Hawai'i - The Big Island

Watching the Red Rock Flow

Hawai'i, or the "Big Island," possesses the most active volcano on Earth, Kilauea. There are abundant reminders of the interaction between man and volcano (below). During our stay here, we focus on the features of this active volcano, including rift zones, craters, gas vents, lava tubes, and flow types.

 

Dusk hikes bring us as close as safely possible to flows and craters of the active Kilauea vent Pu'u O'o.
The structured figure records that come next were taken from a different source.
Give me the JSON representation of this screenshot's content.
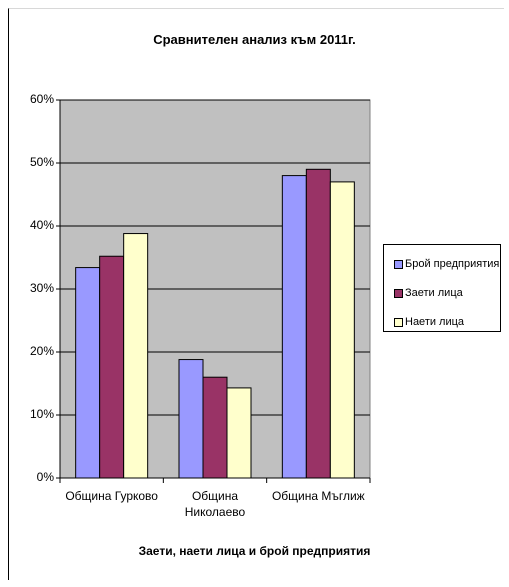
{
  "chart_data": {
    "type": "bar",
    "title": "Сравнителен анализ към 2011г.",
    "xlabel": "Заети, наети лица и брой предприятия",
    "ylabel": "",
    "categories": [
      [
        "Община Гурково"
      ],
      [
        "Община",
        "Николаево"
      ],
      [
        "Община Мъглиж"
      ]
    ],
    "ylim": [
      0,
      0.6
    ],
    "yticks": [
      "0%",
      "10%",
      "20%",
      "30%",
      "40%",
      "50%",
      "60%"
    ],
    "ytick_values": [
      0,
      0.1,
      0.2,
      0.3,
      0.4,
      0.5,
      0.6
    ],
    "grid": true,
    "legend_position": "right",
    "plot_background": "#c0c0c0",
    "series": [
      {
        "name": "Брой предприятия",
        "color": "#9999ff",
        "values": [
          0.334,
          0.188,
          0.48
        ]
      },
      {
        "name": "Заети лица",
        "color": "#993366",
        "values": [
          0.352,
          0.16,
          0.49
        ]
      },
      {
        "name": "Наети лица",
        "color": "#ffffcc",
        "values": [
          0.388,
          0.143,
          0.47
        ]
      }
    ]
  }
}
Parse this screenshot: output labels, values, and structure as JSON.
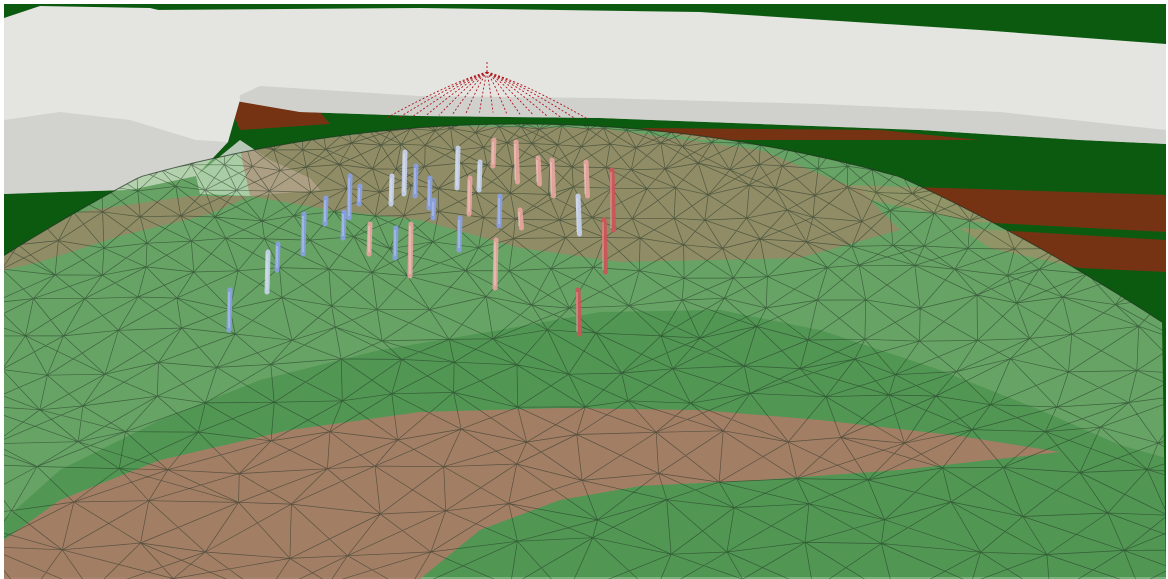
{
  "scene": {
    "colors": {
      "ground": "#0c5a10",
      "ground_dark": "#0a4a0c",
      "strata_red": "#8a2d14",
      "salmon_layer": "#b07a68",
      "dome_fill": "#9fd09a",
      "dome_inner": "#3f8c46",
      "mesh_line": "#1d2e20",
      "rock": "#e4e4e0",
      "rock_shadow": "#c3c3bf",
      "wellhead": "#b0141c",
      "well_blue": "#8aa0e6",
      "well_pink": "#e8a6a0",
      "well_red": "#d05458",
      "well_light": "#c8d4f0"
    }
  }
}
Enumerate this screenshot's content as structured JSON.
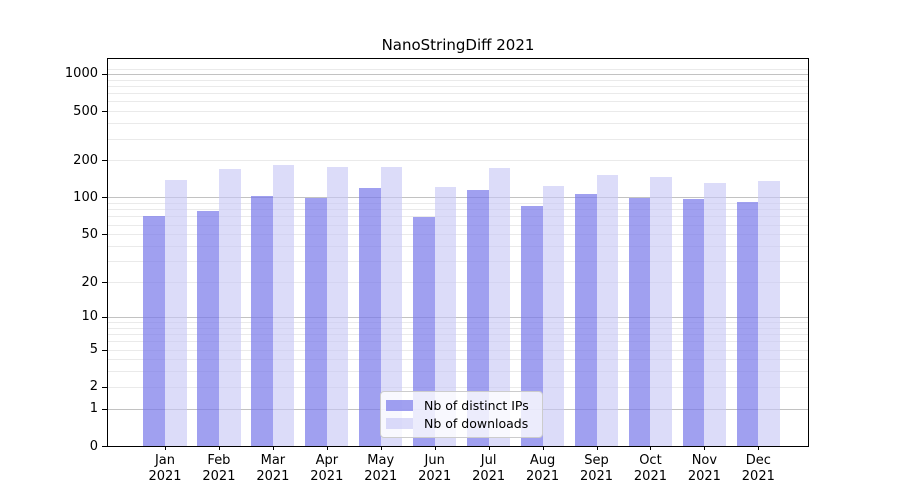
{
  "chart_data": {
    "type": "bar",
    "title": "NanoStringDiff 2021",
    "categories": [
      "Jan 2021",
      "Feb 2021",
      "Mar 2021",
      "Apr 2021",
      "May 2021",
      "Jun 2021",
      "Jul 2021",
      "Aug 2021",
      "Sep 2021",
      "Oct 2021",
      "Nov 2021",
      "Dec 2021"
    ],
    "series": [
      {
        "name": "Nb of distinct IPs",
        "values": [
          71,
          77,
          103,
          99,
          120,
          69,
          114,
          85,
          106,
          99,
          97,
          91
        ]
      },
      {
        "name": "Nb of downloads",
        "values": [
          140,
          170,
          183,
          178,
          176,
          122,
          174,
          124,
          153,
          148,
          132,
          136
        ]
      }
    ],
    "xlabel": "",
    "ylabel": "",
    "y_axis": {
      "scale": "log10(value+1)",
      "ticks": [
        0,
        1,
        2,
        5,
        10,
        20,
        50,
        100,
        200,
        500,
        1000
      ],
      "major_gridlines": [
        1,
        10,
        100,
        1000
      ],
      "minor_gridlines": [
        2,
        3,
        4,
        5,
        6,
        7,
        8,
        9,
        20,
        30,
        40,
        50,
        60,
        70,
        80,
        90,
        200,
        300,
        400,
        500,
        600,
        700,
        800,
        900,
        1100
      ],
      "range_top": 1300
    },
    "grid": "on",
    "legend_position": "inside-bottom-center",
    "colors": {
      "ips_bar": "rgba(120,120,233,0.70)",
      "downloads_bar": "rgba(198,198,246,0.62)",
      "ips_bar_solid": "#a2a2f0",
      "downloads_bar_solid": "#d9d9f9",
      "major_gridline": "#c2c2c2",
      "minor_gridline": "#eaeaea",
      "axis": "#000000",
      "legend_border": "#cccccc"
    }
  }
}
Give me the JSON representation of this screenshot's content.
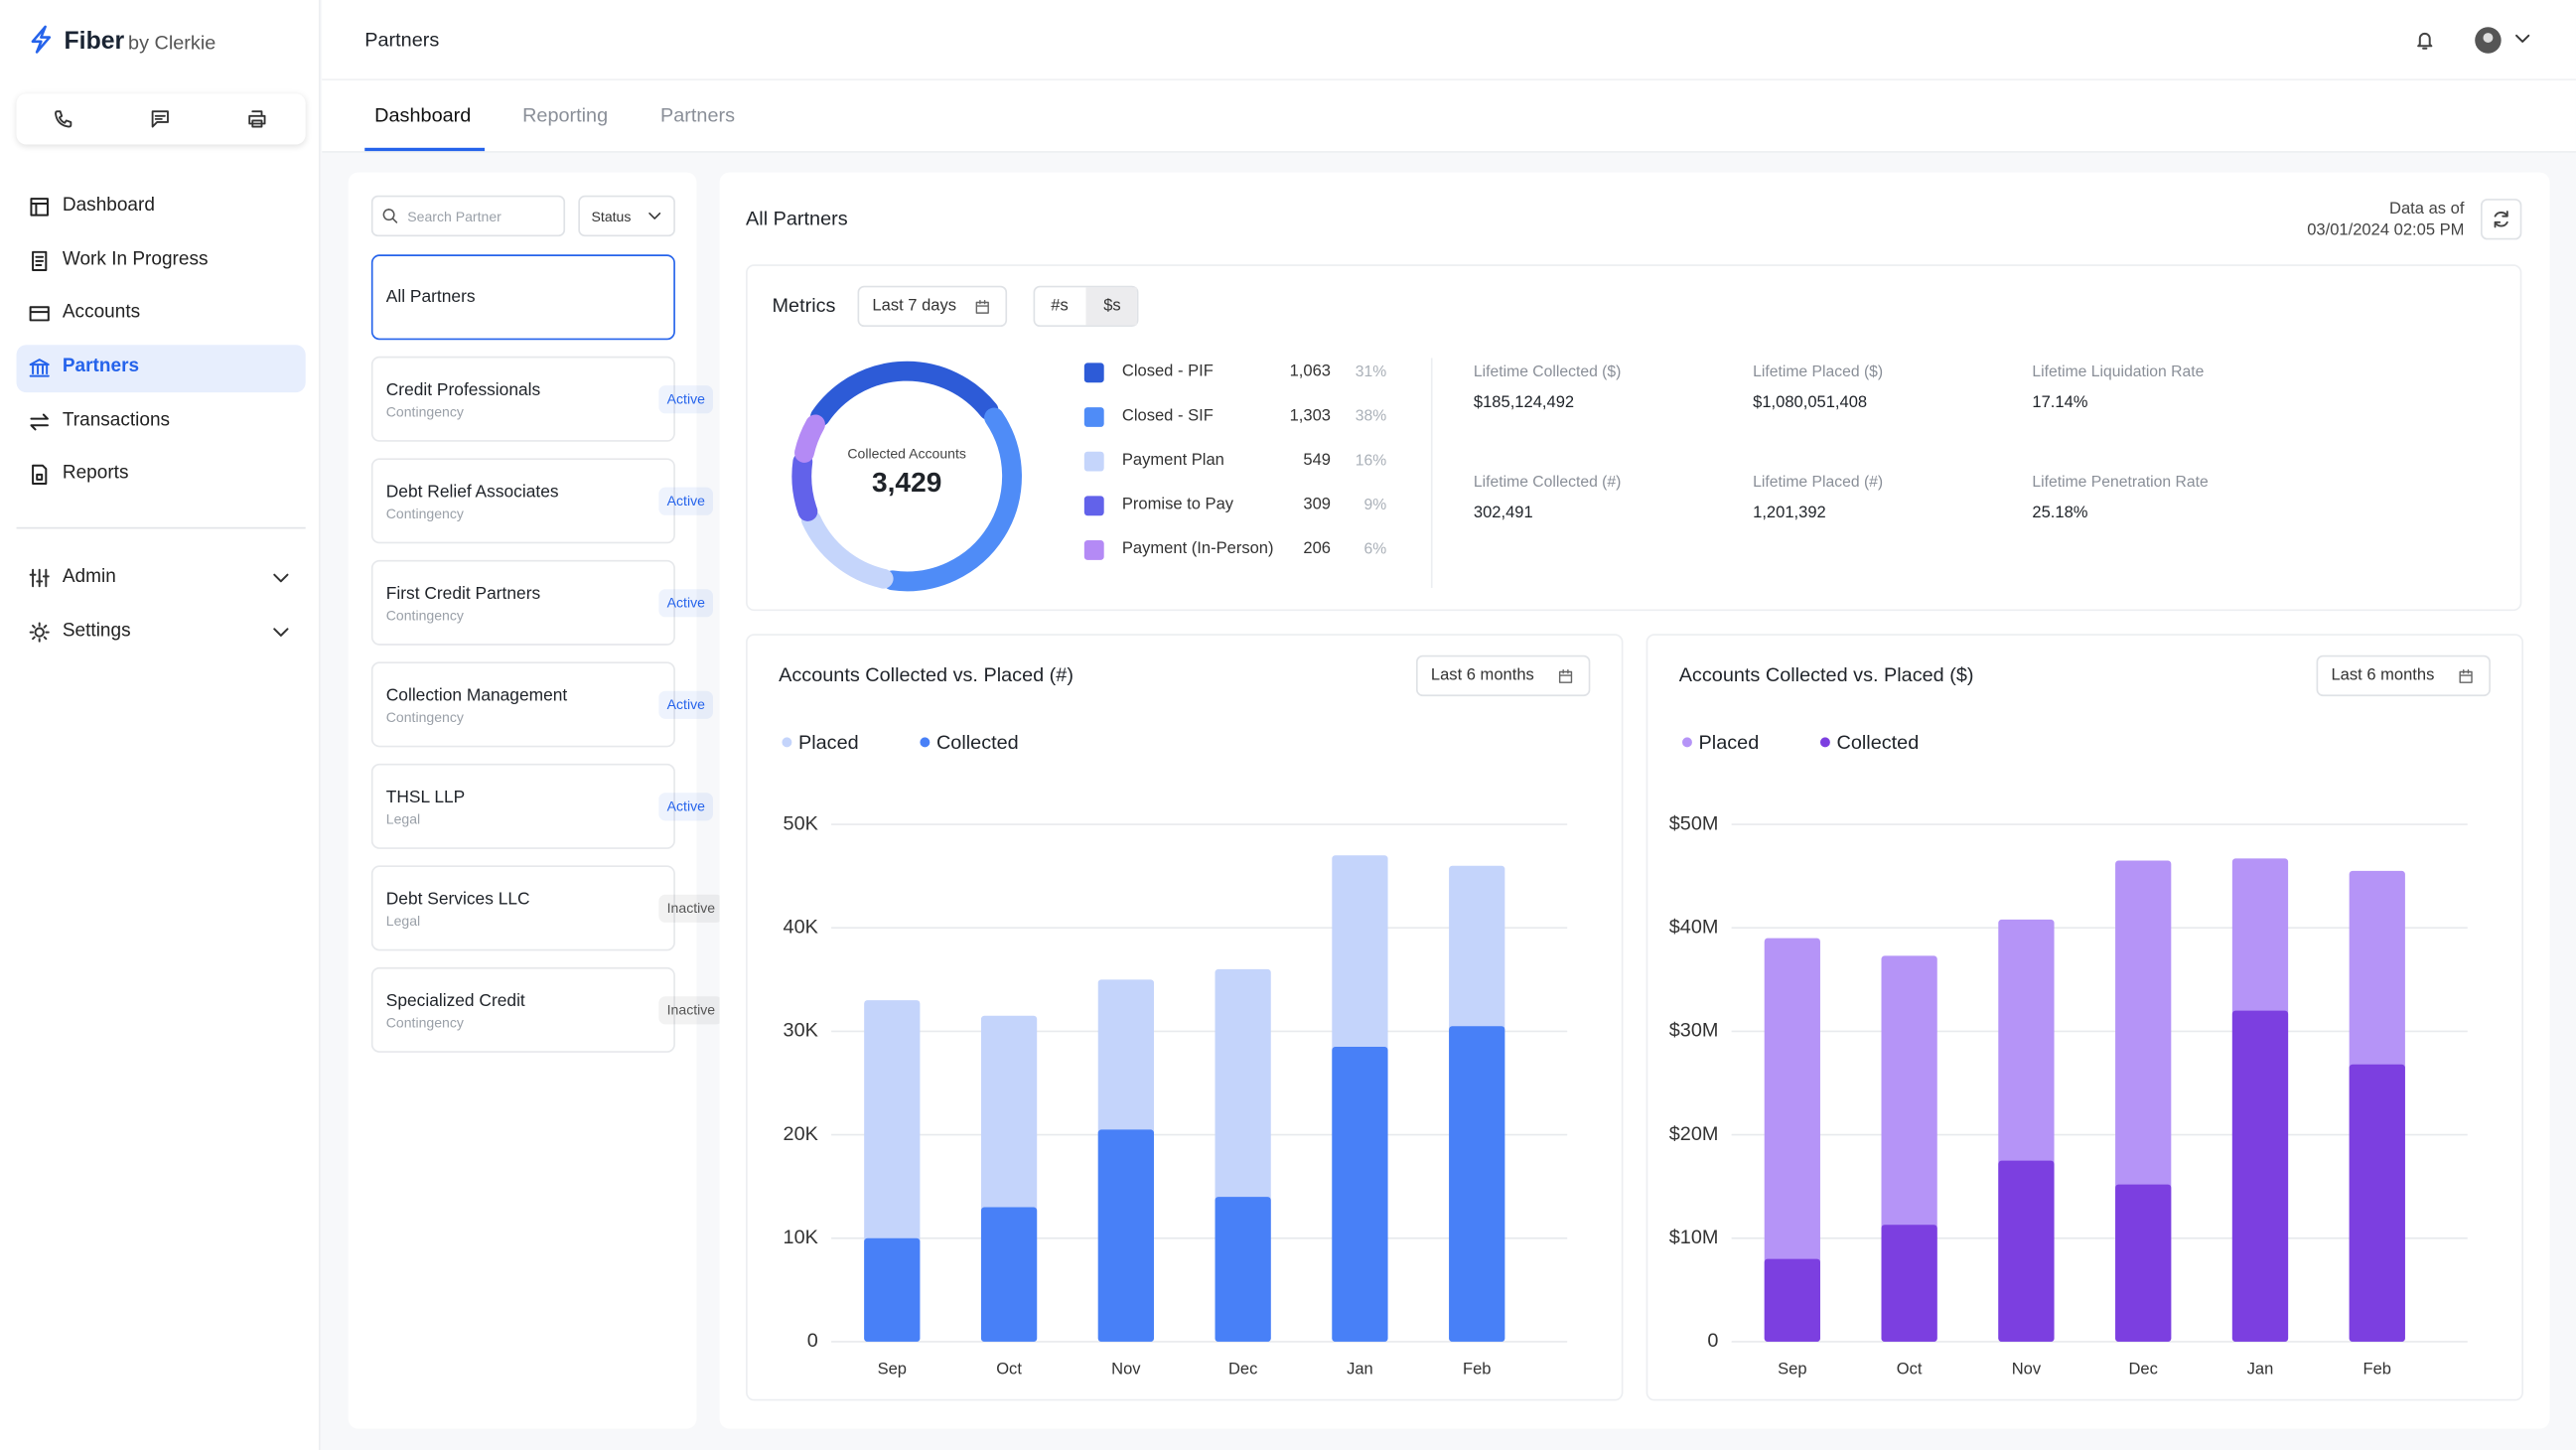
{
  "brand": {
    "name": "Fiber",
    "by": "by Clerkie"
  },
  "nav": {
    "items": [
      "Dashboard",
      "Work In Progress",
      "Accounts",
      "Partners",
      "Transactions",
      "Reports"
    ],
    "active": 3,
    "groups": [
      "Admin",
      "Settings"
    ]
  },
  "header": {
    "title": "Partners"
  },
  "tabs": {
    "items": [
      "Dashboard",
      "Reporting",
      "Partners"
    ],
    "active": 0
  },
  "partner_list": {
    "search_placeholder": "Search Partner",
    "filter": "Status",
    "selected": 0,
    "partners": [
      {
        "name": "All Partners"
      },
      {
        "name": "Credit Professionals",
        "type": "Contingency",
        "status": "Active",
        "status_color": "#2563eb"
      },
      {
        "name": "Debt Relief Associates",
        "type": "Contingency",
        "status": "Active",
        "status_color": "#2563eb"
      },
      {
        "name": "First Credit Partners",
        "type": "Contingency",
        "status": "Active",
        "status_color": "#2563eb"
      },
      {
        "name": "Collection Management",
        "type": "Contingency",
        "status": "Active",
        "status_color": "#2563eb"
      },
      {
        "name": "THSL LLP",
        "type": "Legal",
        "status": "Active",
        "status_color": "#2563eb"
      },
      {
        "name": "Debt Services LLC",
        "type": "Legal",
        "status": "Inactive",
        "status_color": "#555555"
      },
      {
        "name": "Specialized Credit",
        "type": "Contingency",
        "status": "Inactive",
        "status_color": "#555555"
      }
    ]
  },
  "panel": {
    "title": "All Partners",
    "as_of_label": "Data as of",
    "as_of": "03/01/2024 02:05 PM"
  },
  "metrics": {
    "title": "Metrics",
    "range": "Last 7 days",
    "toggles": [
      "#s",
      "$s"
    ],
    "toggle_active": 1,
    "donut": {
      "type": "donut",
      "label": "Collected Accounts",
      "total": "3,429",
      "categories": [
        "Closed - PIF",
        "Closed - SIF",
        "Payment Plan",
        "Promise to Pay",
        "Payment (In-Person)"
      ],
      "values": [
        1063,
        1303,
        549,
        309,
        206
      ],
      "value_labels": [
        "1,063",
        "1,303",
        "549",
        "309",
        "206"
      ],
      "shares": [
        "31%",
        "38%",
        "16%",
        "9%",
        "6%"
      ],
      "colors": [
        "#2d5bd7",
        "#4f8cf7",
        "#c5d5fb",
        "#6262ea",
        "#b48af5"
      ]
    },
    "stats": [
      {
        "label": "Lifetime Collected ($)",
        "value": "$185,124,492"
      },
      {
        "label": "Lifetime Placed ($)",
        "value": "$1,080,051,408"
      },
      {
        "label": "Lifetime Liquidation Rate",
        "value": "17.14%"
      },
      {
        "label": "Lifetime Collected (#)",
        "value": "302,491"
      },
      {
        "label": "Lifetime Placed (#)",
        "value": "1,201,392"
      },
      {
        "label": "Lifetime Penetration Rate",
        "value": "25.18%"
      }
    ]
  },
  "charts": [
    {
      "type": "bar",
      "title": "Accounts Collected vs. Placed (#)",
      "range": "Last 6 months",
      "categories": [
        "Sep",
        "Oct",
        "Nov",
        "Dec",
        "Jan",
        "Feb"
      ],
      "series": [
        {
          "name": "Placed",
          "color": "#c4d4fb",
          "values": [
            33000,
            31500,
            35000,
            36000,
            47000,
            46000
          ]
        },
        {
          "name": "Collected",
          "color": "#4880f7",
          "values": [
            10000,
            13000,
            20500,
            14000,
            28500,
            30500
          ]
        }
      ],
      "ylim": [
        0,
        50000
      ],
      "yticks": [
        0,
        {
          "value": 10000,
          "label": "10K"
        },
        {
          "value": 20000,
          "label": "20K"
        },
        {
          "value": 30000,
          "label": "30K"
        },
        {
          "value": 40000,
          "label": "40K"
        },
        {
          "value": 50000,
          "label": "50K"
        }
      ],
      "grid": true
    },
    {
      "type": "bar",
      "title": "Accounts Collected vs. Placed ($)",
      "range": "Last 6 months",
      "categories": [
        "Sep",
        "Oct",
        "Nov",
        "Dec",
        "Jan",
        "Feb"
      ],
      "series": [
        {
          "name": "Placed",
          "color": "#b594f7",
          "values": [
            39000000,
            37300000,
            40800000,
            46500000,
            46700000,
            45500000
          ]
        },
        {
          "name": "Collected",
          "color": "#7c3fe0",
          "values": [
            8000000,
            11300000,
            17500000,
            15200000,
            32000000,
            26800000
          ]
        }
      ],
      "ylim": [
        0,
        50000000
      ],
      "yticks": [
        0,
        {
          "value": 10000000,
          "label": "$10M"
        },
        {
          "value": 20000000,
          "label": "$20M"
        },
        {
          "value": 30000000,
          "label": "$30M"
        },
        {
          "value": 40000000,
          "label": "$40M"
        },
        {
          "value": 50000000,
          "label": "$50M"
        }
      ],
      "grid": true
    }
  ]
}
Although students have been lucky enough to stand next to slow-moving lava flows (below), there are many more geologic, ecologic, and cultural highlights on this island.

 

Standing at 13,796 ft above sea level, Mauna Kea (White Mountain) commonly has a  thick snow cap and bears signs of past glaciation. We drive up this huge volcano as close to the summit as the snow permits, to experience the alpine atmosphere at dusk, to see the research observatories, and to view the heavens from telescopes at the visitor's center.

 

South Point (the southernmost place in the USA) provides another unusual destination. Hawaiians also have used this windy point as a wind turbine farm for the production of energy. Alternate energy sources is also a theme investigated on this island, from use of biodiesel rental cars to geothermal energy to ocean thermal energy conversion (OTEC). Nearby Mahana Bay also hosts an unusual green sand beach made of wave-winnowed olivine crystals (below).

 

As the home of Hawaiian King Kamehmeha the Great, Hawai'i is rich in places of cultural and historic importance. We visit the City of Refuge (Pu'uhonua o Honaunau), a preserved Hawaiian village, and several temple sites, such as Pu'ukohola Heiau (below). We also learn about volcanic glass and historic methods of land stewardship at the Pu'u Wa'a wa'a Ranch.